As has been reported in various outlets, yesterday Congress passed the Credit Card Holders Bill of Rights Act (2009), and sent it on over to President Obama to sign off on. The bill covers a variety of practices that range from shady to downright dishonest. As someone who had a very nice letter from his bank earlier this year informing me that, though they deeply regretted it, they were forced to raise my APR and lower my credit limit by forty dollars, thus putting me over the limit and allowing them to charge me for that particular pleasure, I’m pretty pleased about this. Even if it does come six months too late for me. Unless my bank was going to try that stunt again. They’d never do that, would they?
There’s a super helpful website here that will let you see exactly with which of the new regulation s your credit card issuer is in compliance. As you’ll notice, none currently offer protection against arbitrary rate increase, and nor do they have a system whereby any payments made will count against the balance with the highest APR. Clearly, there is a long way to go on this, and doubtless some of the less scrupulous providers will already be looking for ways to work around the new rules. In an ideal world, we’d all limit our credit card use, pay it off every month, and that would be that. Realistically, this isn’t going to happen.
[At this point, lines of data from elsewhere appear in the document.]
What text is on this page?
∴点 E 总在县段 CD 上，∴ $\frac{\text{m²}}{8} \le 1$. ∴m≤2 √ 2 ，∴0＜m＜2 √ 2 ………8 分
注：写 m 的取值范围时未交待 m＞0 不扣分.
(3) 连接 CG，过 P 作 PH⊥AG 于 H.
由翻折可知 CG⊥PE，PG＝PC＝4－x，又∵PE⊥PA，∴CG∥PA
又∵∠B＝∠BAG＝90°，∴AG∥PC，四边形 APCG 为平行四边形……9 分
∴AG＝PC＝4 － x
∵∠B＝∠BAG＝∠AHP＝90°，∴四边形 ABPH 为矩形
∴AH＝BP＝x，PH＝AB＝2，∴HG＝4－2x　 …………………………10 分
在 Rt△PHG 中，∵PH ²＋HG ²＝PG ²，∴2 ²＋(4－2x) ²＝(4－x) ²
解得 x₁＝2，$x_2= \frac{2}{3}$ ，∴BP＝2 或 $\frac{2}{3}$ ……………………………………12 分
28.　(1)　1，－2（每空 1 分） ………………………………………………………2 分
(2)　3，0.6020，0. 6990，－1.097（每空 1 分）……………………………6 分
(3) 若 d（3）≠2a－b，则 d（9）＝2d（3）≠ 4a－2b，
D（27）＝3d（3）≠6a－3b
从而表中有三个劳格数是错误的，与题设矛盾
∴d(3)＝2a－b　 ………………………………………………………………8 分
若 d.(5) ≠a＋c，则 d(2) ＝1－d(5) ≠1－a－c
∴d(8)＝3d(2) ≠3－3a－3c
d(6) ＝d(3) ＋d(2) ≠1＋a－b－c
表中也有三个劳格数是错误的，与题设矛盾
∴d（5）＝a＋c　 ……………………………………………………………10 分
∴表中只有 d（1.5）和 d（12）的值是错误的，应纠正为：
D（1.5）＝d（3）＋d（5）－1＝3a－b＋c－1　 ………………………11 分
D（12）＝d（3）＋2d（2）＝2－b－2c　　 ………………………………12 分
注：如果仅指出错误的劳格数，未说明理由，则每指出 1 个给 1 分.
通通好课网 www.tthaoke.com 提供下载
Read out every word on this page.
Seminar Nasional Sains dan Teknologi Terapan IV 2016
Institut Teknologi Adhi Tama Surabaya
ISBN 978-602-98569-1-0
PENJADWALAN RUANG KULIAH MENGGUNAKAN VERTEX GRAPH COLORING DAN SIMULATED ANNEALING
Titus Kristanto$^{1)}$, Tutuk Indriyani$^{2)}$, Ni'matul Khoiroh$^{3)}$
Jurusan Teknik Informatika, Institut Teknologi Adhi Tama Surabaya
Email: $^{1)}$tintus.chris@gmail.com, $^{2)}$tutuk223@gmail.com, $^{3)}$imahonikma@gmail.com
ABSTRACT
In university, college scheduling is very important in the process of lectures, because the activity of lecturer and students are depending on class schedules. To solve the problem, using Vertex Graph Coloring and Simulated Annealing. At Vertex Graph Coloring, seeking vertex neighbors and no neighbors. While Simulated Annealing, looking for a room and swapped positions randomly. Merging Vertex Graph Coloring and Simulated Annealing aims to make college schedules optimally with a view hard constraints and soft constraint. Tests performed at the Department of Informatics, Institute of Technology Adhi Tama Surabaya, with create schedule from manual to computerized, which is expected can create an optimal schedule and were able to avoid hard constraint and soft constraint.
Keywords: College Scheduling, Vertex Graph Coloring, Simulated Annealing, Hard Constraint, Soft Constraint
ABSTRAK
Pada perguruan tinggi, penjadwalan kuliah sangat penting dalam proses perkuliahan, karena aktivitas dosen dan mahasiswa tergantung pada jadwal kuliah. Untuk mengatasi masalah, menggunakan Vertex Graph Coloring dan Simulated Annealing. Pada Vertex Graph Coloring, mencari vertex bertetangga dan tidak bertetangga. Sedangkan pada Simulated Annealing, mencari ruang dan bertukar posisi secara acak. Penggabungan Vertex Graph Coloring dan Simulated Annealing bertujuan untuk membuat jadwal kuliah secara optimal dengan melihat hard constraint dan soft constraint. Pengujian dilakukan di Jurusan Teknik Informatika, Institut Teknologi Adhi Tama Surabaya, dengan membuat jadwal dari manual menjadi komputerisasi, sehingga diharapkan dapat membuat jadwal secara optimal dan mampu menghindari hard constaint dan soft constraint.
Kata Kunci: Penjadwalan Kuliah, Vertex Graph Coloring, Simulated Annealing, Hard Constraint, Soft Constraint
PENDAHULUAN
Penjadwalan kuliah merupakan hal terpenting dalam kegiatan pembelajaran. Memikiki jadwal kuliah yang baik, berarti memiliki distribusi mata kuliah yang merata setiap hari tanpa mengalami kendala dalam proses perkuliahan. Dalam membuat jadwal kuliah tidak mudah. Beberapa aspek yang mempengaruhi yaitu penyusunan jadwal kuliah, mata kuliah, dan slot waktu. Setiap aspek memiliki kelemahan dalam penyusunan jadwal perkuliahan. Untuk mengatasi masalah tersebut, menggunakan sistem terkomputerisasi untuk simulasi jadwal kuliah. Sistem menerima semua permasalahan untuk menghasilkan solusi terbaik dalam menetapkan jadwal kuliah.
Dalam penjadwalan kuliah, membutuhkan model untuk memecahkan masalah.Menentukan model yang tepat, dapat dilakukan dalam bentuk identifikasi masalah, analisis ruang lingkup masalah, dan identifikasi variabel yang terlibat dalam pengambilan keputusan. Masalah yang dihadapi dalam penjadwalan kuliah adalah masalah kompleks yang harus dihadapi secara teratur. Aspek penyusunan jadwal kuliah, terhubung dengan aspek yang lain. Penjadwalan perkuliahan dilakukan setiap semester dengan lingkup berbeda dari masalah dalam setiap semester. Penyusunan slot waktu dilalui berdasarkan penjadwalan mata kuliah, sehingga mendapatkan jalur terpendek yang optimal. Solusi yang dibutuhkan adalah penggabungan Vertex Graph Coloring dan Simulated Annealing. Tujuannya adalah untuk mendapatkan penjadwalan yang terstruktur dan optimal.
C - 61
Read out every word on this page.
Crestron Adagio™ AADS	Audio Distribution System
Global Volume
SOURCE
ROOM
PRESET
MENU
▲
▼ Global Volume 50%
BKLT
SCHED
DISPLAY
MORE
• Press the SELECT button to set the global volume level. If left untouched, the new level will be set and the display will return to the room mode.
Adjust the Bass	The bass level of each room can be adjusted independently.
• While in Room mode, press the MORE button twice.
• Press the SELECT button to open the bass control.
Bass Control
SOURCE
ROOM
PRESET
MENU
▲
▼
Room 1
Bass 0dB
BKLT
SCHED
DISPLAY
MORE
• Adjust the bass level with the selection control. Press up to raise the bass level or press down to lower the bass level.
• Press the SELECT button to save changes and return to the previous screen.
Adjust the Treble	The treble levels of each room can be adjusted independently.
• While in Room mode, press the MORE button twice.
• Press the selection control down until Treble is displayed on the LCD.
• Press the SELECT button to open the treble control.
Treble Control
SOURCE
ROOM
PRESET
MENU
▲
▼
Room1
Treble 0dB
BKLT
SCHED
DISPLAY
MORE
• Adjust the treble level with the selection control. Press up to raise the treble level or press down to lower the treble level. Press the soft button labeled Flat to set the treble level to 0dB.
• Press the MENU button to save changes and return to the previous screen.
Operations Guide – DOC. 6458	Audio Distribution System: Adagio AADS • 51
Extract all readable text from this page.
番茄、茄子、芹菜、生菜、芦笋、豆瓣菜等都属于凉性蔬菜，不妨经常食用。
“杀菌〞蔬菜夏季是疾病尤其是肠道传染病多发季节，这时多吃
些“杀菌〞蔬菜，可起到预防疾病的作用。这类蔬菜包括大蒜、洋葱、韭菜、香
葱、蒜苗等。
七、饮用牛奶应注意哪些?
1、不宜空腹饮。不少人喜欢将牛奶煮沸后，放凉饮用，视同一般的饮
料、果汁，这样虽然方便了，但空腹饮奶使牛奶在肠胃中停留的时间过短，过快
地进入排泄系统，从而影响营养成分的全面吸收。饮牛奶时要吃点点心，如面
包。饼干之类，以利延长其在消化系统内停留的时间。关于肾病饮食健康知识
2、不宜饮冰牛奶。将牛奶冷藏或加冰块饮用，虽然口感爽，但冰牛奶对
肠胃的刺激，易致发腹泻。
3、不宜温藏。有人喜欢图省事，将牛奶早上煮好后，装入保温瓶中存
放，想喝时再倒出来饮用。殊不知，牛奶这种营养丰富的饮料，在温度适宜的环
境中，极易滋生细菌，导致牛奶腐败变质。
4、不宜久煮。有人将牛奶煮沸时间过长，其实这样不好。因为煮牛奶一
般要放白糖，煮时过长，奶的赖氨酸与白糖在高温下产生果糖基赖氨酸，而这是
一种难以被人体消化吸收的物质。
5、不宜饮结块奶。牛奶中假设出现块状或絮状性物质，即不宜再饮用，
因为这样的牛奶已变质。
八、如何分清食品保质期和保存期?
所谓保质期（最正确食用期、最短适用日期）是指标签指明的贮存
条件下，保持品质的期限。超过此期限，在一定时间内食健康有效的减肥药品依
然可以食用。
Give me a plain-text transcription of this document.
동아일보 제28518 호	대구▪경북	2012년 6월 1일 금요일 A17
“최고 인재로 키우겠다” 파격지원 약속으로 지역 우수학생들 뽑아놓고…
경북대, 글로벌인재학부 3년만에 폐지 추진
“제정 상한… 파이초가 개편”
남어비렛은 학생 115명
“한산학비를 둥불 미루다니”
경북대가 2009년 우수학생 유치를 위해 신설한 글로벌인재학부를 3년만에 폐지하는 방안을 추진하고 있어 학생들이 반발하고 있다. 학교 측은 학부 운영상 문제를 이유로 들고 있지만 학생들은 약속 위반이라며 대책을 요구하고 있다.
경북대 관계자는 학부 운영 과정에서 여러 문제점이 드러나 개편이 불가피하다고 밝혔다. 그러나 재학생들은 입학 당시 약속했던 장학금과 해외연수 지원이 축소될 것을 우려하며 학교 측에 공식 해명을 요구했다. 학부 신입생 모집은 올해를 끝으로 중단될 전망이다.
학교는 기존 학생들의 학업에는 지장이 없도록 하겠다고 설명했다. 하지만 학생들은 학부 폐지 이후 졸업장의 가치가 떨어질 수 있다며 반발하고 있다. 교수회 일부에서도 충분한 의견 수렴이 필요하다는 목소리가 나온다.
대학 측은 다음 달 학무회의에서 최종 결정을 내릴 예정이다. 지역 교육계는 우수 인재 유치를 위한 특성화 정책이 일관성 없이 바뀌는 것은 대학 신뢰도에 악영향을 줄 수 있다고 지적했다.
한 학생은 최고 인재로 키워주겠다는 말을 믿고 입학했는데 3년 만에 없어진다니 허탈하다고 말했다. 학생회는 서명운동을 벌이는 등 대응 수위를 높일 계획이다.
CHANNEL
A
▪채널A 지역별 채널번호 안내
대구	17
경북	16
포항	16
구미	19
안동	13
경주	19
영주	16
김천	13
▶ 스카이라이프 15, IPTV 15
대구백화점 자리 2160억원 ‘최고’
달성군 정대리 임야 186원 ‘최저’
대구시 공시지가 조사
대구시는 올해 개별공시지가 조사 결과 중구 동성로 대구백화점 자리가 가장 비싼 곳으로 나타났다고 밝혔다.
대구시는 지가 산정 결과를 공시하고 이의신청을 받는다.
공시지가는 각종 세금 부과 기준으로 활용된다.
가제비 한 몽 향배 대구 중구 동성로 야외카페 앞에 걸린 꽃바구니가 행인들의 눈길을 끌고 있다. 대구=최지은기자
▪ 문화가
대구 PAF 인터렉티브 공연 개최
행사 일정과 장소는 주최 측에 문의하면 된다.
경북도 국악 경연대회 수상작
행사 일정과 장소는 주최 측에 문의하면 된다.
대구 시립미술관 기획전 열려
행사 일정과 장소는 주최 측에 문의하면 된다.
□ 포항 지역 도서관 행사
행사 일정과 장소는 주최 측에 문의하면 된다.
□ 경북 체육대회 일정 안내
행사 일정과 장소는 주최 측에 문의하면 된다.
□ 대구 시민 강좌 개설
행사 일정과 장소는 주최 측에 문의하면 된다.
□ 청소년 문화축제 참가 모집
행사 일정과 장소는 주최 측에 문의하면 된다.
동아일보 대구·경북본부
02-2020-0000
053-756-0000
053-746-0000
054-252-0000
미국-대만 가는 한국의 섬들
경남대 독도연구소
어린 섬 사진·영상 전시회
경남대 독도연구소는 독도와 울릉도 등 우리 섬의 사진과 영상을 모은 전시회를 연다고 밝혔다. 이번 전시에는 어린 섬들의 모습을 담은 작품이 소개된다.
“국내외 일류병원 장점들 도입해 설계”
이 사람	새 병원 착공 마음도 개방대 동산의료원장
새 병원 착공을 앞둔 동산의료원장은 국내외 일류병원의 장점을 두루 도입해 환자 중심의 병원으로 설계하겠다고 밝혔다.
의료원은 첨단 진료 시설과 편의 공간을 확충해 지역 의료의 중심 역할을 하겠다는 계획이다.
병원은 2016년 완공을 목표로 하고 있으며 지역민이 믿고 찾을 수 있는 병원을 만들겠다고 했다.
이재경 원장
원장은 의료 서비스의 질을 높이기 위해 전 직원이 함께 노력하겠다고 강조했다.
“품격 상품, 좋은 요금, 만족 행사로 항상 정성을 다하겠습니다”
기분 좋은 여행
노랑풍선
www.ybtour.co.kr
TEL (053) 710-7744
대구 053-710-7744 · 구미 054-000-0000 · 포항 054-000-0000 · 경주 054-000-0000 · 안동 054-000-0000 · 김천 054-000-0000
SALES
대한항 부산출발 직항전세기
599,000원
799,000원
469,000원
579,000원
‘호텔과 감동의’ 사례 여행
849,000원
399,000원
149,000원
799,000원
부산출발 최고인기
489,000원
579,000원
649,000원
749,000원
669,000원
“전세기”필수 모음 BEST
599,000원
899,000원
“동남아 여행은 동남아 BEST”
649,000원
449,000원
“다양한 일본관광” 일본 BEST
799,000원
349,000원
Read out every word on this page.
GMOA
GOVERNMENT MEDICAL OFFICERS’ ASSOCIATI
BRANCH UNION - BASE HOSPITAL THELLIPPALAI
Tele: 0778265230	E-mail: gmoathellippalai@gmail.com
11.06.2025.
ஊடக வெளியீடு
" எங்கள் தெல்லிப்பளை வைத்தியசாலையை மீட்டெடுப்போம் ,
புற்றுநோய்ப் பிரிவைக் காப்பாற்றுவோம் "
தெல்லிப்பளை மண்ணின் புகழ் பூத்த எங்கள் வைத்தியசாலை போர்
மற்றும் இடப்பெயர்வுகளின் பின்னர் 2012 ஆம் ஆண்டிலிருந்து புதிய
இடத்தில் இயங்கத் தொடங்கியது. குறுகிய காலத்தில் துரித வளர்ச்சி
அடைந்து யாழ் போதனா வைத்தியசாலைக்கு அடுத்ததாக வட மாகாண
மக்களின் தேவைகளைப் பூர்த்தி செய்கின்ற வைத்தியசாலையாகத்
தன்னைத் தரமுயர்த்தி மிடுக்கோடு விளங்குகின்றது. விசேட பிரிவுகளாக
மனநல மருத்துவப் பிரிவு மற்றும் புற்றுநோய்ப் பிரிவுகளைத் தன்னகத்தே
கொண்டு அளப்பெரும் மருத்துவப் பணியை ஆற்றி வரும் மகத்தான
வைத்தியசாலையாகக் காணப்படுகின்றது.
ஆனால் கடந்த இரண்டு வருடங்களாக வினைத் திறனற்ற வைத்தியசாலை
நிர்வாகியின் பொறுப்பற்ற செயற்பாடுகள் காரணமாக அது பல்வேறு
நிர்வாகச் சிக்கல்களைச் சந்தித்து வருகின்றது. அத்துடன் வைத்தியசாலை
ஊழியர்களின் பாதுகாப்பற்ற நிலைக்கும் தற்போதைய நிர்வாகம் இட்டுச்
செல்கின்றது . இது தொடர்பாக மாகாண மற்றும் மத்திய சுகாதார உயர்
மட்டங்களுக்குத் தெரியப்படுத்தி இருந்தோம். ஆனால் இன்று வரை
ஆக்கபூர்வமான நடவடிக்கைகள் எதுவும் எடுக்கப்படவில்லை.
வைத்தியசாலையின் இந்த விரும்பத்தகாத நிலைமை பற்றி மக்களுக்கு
It’s interesting that the new administration has chosen to tackle this so soon into their term of office. There are a number of political gains to be made from this. First up, it’s something that almost everyone can get behind. Even the most anti-regulation of Republican congressmen would have trouble selling his or her opposition a significant number of constituents; after all, this is something that protects some of the most vulnerable members of society from the big corporations. Secondly, no-one is going to step up and defend these large financial institutions from the threat of tighter regulations; rightfully or not, they have all been tarred with the same mismanagement brush.
There might be a more subtle reason, however. A large amount of this country’s economy is based on consumer spending; spending that is often done on credit cards. At the onset of the downturn, people lost a lot of confidence in financial institutions. A law like this is a graphic illustration of how the government is committed to increased regulation and customer protections. Accordingly, this should increase confidence, hopefully lead to increased spending, and help to kick start the economy.
Whatever the reasons, it’d be churlish not to welcome the steps that President Obama and Congress is taking; hopefully this is not the last in a series of measures focusing on banks, mortgage lenders, insurance companies and the like. There is still real will in the general populace and in political circles to get some laws passed, so let us hope that the chance is not missed.